On ne peut évoquer la Retirada sans faire allusion à l'apport politique et culturel des Républicains espagnols et de leurs descendants au Midi toulousain. À ce titre, la ville de Toulouse ne serait pas ce qu'elle est aujourd'hui sans « los de Toulouse », celles et ceux, anarchistes, communistes, socialistes, républicains plus modérés et tout simplement militants antifascistes qui ont surmonté l'épisode tragique de la Retirada pour forger une identité, une conscience collective d'exilés, d'abord pour la « Reconquista de España », puis pour la défense des universaux républicains de liberté, d'égalité et de fraternité.

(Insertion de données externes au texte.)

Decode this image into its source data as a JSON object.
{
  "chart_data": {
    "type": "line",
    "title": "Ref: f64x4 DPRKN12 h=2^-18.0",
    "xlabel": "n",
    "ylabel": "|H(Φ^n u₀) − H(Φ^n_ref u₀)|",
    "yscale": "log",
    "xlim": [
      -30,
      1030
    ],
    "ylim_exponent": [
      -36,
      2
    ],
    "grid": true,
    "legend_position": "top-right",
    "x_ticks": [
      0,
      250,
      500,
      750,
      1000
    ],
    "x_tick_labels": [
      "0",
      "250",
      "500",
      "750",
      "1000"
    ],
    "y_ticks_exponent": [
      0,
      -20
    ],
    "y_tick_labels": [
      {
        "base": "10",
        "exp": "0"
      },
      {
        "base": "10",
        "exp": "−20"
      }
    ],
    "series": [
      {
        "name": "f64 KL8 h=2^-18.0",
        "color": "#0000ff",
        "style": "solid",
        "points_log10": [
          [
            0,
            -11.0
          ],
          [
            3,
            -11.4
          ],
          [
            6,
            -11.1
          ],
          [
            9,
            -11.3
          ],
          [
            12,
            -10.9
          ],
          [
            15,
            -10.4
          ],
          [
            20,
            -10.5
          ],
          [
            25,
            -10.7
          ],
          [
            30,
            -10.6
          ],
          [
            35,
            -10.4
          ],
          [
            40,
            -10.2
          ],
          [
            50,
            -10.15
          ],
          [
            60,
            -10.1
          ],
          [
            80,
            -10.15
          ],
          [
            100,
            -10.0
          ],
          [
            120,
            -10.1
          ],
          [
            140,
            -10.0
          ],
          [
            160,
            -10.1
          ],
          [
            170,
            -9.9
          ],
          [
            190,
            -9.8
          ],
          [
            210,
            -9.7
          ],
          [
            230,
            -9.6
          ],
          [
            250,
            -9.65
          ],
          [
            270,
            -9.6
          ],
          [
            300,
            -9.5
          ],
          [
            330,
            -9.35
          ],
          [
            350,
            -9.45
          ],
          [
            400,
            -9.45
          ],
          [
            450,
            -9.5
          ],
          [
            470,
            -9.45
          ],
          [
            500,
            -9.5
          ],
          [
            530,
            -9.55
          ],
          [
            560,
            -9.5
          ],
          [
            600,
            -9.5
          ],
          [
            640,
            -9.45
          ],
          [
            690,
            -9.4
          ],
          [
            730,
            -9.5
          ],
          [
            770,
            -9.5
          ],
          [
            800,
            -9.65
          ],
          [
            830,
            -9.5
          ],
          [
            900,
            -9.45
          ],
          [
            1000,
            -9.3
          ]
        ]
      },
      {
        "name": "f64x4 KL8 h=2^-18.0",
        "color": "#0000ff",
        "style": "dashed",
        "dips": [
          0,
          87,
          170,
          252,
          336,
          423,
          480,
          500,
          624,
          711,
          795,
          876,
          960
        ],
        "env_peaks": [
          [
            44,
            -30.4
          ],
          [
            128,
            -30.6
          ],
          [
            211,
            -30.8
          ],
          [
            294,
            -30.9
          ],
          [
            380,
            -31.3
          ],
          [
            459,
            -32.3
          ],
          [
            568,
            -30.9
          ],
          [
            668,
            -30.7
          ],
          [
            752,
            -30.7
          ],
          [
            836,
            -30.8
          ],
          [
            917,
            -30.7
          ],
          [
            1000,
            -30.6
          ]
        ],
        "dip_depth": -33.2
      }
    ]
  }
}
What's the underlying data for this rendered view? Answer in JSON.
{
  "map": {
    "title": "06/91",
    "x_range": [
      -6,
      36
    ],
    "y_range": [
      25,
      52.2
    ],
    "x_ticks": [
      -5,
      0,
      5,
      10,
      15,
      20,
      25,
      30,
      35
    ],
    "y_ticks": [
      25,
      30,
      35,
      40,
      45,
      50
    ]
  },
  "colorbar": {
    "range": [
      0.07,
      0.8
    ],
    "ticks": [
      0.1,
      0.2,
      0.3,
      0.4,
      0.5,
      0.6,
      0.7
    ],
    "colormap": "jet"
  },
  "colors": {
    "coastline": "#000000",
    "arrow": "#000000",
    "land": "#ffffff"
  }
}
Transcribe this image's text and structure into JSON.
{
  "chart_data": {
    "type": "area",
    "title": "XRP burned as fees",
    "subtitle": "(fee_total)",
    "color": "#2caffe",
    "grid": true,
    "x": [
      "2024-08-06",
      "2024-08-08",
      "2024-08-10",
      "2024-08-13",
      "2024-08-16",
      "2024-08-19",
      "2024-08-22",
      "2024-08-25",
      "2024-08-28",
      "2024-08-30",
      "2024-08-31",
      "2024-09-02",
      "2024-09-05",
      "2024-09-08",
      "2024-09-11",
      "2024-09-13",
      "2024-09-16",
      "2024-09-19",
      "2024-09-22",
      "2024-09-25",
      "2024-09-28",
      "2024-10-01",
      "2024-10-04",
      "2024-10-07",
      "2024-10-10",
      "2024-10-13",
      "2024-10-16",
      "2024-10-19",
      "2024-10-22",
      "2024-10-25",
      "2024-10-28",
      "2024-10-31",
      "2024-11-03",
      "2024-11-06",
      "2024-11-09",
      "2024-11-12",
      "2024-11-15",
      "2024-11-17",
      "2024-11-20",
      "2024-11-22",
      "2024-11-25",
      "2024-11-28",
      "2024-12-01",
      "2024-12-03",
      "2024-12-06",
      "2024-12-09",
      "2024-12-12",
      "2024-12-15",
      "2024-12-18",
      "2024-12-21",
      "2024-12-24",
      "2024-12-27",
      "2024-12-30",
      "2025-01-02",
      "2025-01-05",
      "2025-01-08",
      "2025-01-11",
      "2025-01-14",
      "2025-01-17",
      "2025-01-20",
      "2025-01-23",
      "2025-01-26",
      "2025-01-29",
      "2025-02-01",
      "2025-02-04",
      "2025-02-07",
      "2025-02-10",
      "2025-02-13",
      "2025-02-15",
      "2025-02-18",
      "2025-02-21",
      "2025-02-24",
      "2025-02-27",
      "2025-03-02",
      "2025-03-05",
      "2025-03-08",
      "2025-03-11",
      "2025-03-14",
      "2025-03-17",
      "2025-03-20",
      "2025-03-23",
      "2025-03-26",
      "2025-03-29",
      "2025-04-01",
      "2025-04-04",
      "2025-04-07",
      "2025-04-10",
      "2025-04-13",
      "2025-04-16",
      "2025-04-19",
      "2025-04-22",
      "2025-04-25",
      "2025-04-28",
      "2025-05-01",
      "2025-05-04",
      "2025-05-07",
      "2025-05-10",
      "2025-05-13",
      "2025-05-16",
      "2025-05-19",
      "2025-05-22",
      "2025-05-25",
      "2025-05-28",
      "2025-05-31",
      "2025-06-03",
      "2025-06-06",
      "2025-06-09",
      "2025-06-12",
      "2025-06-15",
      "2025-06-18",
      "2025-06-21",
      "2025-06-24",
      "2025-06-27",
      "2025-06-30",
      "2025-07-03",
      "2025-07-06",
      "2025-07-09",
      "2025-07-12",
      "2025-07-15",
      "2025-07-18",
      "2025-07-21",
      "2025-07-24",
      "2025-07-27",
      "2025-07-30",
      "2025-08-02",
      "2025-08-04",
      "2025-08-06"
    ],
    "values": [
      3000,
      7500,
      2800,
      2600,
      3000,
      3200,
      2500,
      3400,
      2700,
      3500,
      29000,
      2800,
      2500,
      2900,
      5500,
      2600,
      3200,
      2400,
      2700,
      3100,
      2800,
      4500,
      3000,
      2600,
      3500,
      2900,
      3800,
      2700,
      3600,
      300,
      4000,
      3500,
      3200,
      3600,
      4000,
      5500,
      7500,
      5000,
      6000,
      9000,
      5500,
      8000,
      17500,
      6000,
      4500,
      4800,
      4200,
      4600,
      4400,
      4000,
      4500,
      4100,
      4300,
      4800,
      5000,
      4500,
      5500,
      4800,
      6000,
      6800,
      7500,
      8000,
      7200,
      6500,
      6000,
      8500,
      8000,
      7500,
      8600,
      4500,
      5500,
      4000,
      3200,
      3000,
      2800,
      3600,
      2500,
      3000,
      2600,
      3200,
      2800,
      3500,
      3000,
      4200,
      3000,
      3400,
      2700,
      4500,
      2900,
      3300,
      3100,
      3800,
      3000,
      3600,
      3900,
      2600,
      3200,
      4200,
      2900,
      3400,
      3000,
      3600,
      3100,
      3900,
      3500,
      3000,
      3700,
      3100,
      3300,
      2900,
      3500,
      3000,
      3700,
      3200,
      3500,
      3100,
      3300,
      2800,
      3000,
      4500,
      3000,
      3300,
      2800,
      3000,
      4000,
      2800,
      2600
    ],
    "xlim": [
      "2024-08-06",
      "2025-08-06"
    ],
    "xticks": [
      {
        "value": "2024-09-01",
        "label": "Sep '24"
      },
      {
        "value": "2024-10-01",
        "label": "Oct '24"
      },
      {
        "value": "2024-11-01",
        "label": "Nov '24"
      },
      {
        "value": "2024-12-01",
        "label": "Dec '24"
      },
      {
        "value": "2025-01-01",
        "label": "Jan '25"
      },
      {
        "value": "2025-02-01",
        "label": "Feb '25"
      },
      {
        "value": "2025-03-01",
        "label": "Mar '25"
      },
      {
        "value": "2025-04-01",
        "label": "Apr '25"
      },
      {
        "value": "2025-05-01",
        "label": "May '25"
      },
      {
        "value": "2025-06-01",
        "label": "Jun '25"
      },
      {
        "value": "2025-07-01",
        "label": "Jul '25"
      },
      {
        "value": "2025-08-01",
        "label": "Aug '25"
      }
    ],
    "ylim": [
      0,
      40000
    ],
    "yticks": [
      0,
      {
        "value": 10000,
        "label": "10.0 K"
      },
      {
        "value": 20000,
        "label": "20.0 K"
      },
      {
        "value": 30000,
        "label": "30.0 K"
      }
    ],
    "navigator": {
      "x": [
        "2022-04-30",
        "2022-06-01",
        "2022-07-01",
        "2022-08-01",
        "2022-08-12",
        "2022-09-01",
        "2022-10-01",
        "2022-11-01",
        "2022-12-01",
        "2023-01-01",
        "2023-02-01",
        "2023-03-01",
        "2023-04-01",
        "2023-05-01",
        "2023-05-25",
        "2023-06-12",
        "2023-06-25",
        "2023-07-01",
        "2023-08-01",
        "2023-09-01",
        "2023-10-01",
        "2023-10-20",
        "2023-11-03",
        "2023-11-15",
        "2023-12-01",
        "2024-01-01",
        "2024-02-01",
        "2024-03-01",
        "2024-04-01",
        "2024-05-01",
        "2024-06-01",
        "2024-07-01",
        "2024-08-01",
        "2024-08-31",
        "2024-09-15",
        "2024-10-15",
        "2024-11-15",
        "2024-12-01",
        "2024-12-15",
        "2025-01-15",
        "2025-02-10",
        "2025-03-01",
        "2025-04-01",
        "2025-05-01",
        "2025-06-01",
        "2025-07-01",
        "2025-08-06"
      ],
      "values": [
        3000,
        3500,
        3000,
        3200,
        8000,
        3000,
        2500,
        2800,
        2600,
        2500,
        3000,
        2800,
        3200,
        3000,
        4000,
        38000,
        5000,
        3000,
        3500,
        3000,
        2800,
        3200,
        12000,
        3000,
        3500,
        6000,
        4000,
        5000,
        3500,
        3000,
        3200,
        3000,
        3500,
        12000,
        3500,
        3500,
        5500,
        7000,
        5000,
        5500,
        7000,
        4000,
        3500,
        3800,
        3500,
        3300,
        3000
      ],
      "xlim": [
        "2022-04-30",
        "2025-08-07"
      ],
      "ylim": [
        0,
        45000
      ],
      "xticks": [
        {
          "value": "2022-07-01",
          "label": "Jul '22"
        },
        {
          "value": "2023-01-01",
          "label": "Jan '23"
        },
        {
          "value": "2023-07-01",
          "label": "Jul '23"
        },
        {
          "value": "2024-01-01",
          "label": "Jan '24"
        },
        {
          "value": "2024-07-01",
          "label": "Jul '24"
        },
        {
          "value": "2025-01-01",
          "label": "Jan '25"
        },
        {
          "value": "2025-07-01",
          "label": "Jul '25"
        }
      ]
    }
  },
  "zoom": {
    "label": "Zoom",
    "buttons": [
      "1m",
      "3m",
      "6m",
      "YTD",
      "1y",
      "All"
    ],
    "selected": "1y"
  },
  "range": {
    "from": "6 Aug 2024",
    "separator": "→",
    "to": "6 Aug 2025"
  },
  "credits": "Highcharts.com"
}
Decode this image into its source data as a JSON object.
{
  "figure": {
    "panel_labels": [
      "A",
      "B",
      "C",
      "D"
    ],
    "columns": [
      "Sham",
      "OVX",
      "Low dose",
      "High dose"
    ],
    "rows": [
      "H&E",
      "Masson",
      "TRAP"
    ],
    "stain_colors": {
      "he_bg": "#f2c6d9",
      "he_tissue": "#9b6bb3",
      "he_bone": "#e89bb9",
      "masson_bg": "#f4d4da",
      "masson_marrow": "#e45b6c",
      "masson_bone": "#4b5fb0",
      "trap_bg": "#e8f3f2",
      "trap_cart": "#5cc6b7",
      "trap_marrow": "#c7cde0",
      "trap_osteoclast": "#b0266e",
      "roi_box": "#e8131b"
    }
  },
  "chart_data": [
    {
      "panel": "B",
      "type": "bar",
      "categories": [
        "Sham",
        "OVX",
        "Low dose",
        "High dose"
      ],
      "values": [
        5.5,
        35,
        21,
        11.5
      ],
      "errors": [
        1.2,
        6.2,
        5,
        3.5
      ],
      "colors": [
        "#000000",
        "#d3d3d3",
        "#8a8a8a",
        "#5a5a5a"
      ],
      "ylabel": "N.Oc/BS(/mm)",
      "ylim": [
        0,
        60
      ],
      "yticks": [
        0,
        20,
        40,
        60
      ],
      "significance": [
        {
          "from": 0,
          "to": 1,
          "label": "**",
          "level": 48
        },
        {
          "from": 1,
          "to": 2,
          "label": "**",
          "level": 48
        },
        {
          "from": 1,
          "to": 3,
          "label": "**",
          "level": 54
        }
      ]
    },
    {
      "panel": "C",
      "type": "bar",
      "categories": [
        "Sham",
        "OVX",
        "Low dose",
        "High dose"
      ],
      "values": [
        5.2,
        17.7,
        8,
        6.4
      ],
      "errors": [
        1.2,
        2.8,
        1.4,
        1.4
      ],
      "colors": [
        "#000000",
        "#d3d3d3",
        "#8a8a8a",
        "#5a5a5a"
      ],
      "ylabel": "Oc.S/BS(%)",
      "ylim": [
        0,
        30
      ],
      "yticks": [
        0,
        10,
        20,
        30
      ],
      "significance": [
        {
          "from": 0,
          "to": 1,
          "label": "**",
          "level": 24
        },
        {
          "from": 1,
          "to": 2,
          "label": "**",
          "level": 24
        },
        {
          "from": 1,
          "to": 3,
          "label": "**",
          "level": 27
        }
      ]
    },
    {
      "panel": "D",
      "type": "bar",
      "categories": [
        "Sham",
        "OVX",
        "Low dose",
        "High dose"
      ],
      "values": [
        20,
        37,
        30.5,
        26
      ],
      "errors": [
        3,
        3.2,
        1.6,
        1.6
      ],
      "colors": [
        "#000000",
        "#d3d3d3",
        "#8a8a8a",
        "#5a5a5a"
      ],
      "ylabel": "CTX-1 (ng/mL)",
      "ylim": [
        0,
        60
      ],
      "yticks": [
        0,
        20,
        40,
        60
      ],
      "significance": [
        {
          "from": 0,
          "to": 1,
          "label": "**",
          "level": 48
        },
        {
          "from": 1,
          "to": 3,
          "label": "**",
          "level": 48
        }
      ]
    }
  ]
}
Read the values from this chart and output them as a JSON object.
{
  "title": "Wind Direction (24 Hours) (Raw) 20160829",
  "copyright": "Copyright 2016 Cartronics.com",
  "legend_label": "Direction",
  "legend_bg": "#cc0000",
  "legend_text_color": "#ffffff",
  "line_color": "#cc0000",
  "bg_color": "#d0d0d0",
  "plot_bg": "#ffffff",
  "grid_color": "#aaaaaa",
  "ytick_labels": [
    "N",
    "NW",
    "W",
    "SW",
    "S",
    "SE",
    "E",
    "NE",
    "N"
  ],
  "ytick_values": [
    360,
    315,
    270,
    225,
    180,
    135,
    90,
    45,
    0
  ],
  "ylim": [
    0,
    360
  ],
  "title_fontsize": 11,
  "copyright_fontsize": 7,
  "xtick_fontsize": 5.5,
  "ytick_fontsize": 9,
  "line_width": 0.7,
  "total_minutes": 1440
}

À Castelnau d'Estrétefonds et dans le Midi toulousain, nous sommes encore nombreux à avoir « l'Espagne au c¦ur ». Cette semaine de manifestations a été émouvante, a consolidé la fibre militante et a permis d'évoquer l'esprit de résistance (¡ No pasaran !), tellement important aujourd'hui, les valeurs universelles de liberté et de justice. À ce titre, nous nous sommes donné rendez-vous en 2011, pour célébrer le 80e anniversaire de la Deuxième République espagnole.
 
Patrice Castel
(1) Cette exposition, réalisée par le Conseil régional de Midi-Pyrénées, a une portée pédagogique, mais avant tout symbolique, car elle souligne l'intérêt de la dimension intergénérationnelle dans la transmission qui peut s'opérer. Ainsi, nous avons accueilli 60 élèves de CM2 et 60 autres du lycée agricole d'Ondes, accompagnés de leurs enseignants. Ces jeunes se sont fait passeurs de mémoire et apprentis-historiens. Ils participent, de cette manière, à la permanence et à la perpétuation d'une conscience individuelle et collective de l'exil des Républicains espagnols, avec ses particularismes, pour l'intégrer dans une dimension universelle de l'exil.
(2) Agullo Guillaume, « Forain » François Verdier. Éditions Loubatières, Coll. Petits précis Histoire, Toulouse. 2004, 112 pages.